A narrativa e a ficção são elementos que fazem parte
da natureza humana e isso é um dado que a psicologia tem repetidamente
demonstrado. Por exemplo o desenvolvimento socio emocional das crianças está
associado de perto à capacidade de aprenderem a narrar-se; a memória individual
em relação ao passado tem frequentemente componentes ficcionais. A narrativa e
a metáfora são recurso e asas para a terapia. No entanto, a literatura vai mais
fundo na arte da narrativa procurando ir além do efémero, desvendando com as
suas histórias individuais a dor que faz parte de todo e qualquer ser humano.
Como refere Joyce Carol Oates, os escritores esforçam-se por, a partir do que
lhe é próximo e da sua voz individual, chegar à voz comum, criando dessa
maneira uma inesperada intimidade com os leitores. E a criatividade literária
busca tantas vezes o processo alquímico de transformar sofrimento em beleza.

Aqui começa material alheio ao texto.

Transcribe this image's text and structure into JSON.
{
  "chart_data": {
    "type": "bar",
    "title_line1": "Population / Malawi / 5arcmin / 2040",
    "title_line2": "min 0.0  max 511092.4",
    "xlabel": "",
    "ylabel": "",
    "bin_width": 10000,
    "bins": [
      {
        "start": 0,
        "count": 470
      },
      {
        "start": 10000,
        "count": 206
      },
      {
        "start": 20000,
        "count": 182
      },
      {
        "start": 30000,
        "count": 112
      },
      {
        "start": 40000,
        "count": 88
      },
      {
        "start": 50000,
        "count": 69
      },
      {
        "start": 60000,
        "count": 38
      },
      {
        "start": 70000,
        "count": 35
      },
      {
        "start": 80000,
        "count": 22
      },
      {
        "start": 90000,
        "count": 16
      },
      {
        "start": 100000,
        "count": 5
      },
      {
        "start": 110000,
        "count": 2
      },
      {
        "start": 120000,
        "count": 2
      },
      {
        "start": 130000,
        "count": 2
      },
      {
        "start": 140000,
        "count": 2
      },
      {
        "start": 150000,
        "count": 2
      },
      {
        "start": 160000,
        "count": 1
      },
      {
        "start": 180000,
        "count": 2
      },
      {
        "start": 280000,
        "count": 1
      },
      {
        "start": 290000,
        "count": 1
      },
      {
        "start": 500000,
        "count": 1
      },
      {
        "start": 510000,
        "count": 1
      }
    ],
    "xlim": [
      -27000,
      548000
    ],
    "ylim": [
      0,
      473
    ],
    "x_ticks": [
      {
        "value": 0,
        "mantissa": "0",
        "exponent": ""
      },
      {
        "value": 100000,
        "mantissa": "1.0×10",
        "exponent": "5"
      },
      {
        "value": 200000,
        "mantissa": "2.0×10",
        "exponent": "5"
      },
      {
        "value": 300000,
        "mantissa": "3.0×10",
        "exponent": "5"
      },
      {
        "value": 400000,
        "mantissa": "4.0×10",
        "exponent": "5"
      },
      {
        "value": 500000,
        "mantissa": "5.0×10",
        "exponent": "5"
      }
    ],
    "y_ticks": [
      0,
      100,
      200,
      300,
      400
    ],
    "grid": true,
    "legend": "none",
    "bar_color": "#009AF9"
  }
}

A literatura pelos recursos linguísticos e narrativos
que mobiliza e que fazem parte do processo de criar uma obra de arte permite
que a dimensão emocional e cognitiva seja simultaneamente tocada no decurso da
leitura e desse modo, poderá conduzir o leitor a entrar em contacto de uma
forma mais profunda com as suas emoções e as dos outros. «Aprendi com a
Primavera a deixar-me cortar e a voltar sempre em inteira» diz
Cecília Meireles num dos seus poemas, estendendo deste
modo a mão ao processo de renovação tão necessário num processo terapêutico.
Joan Didion escreve no seu célebre romance, «O ano do pensamento do pensamento
mágico»: "O sofrimento do luto é assim: um longo corredor que não é
possível passar a correr", tacteando com esta imagem o coração de muitos
leitores em processo de luto. Pretendo com estes exemplos, e poderia ir buscar
muitos mais, demonstrar como a literatura é capaz de tocar a duas mãos nas
emoções e cognições; e com este, texto apelar aos futuros psicólogos, futuros
docentes, futuros biólogos - e provavelmente a muitos dos seus professores -
para lerem boa literatura pois o nosso ramo de negócio, como se diz nos tempos
atuais, é a alma humana e para qual precisamos de abrir todos os horizontes
possíveis.
In: Diário de Notícias, 27/04/2023.
Ana Cristina Silva -Professora do
Ispa - Instituto Universitário e escritora.